Note: During the data writing process, we need to check if the byte being written is 0xff. To prevent marker conflicts, we need to append 0x00 after it.
Canonical Huffman Encoding
The canonical Huffman encoding introduced in this article has four encoding tables, used for luminance DC component, chrominance DC component, luminance AC component, and chrominance AC component, respectively.
In the above code, stdhuffmanDC0 etc. are the values actually stored in the markers, as can be seen in the code for marker introduction. Among these numbers, the first 16 numbers (0, 0, 7, 1, 1, 1, 1, 1, 0, 0, 0, 0, 0, 0, 0, 0) represent how many codes there are for each length from 1 to 16 bits. The following 12 numbers are exactly the sum of the first 16 numbers. What stdhuffmanDC0 describes is actually the following figure:

Now we only know the encoded data length for each original data, but not its actual value.

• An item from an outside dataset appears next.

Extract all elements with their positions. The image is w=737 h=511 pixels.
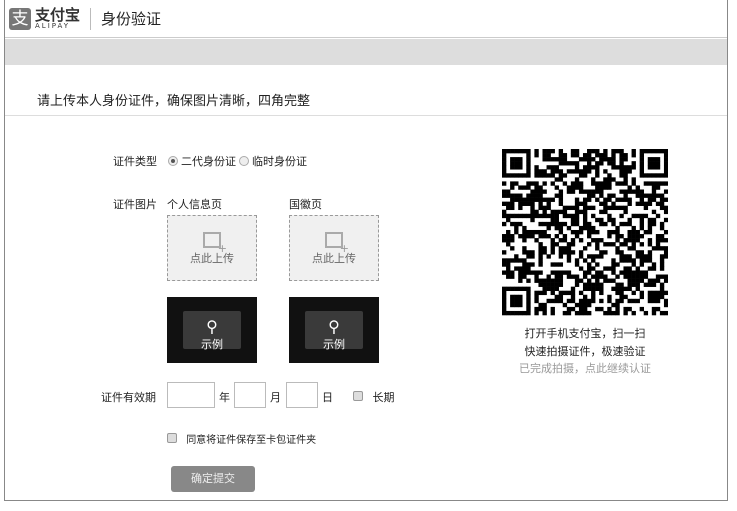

Canonical Huffman encoding has its own set of rules:
- The code of the first number with the minimum code length is 0;
- Codes with the same code length are consecutive;
- The code a of the first number of the next code length (assume j) depends on the code b of the last number of the previous code length (assume i), i.e.,
a=(b+1)<<(j-i).
From rule 1, we can know that the code for 4 is 000. From rule 2, the code for 5 is 001, for 3 is 010, for 2 is 011..., for 0 is 110. From rule 3, the code for 7 is 1110, for 8 is 11110...
The final Huffman dictionary is quite long and can be viewed in my GitHub project. By finding the pattern, you can understand how the dictionary index in the write_num function is obtained that way.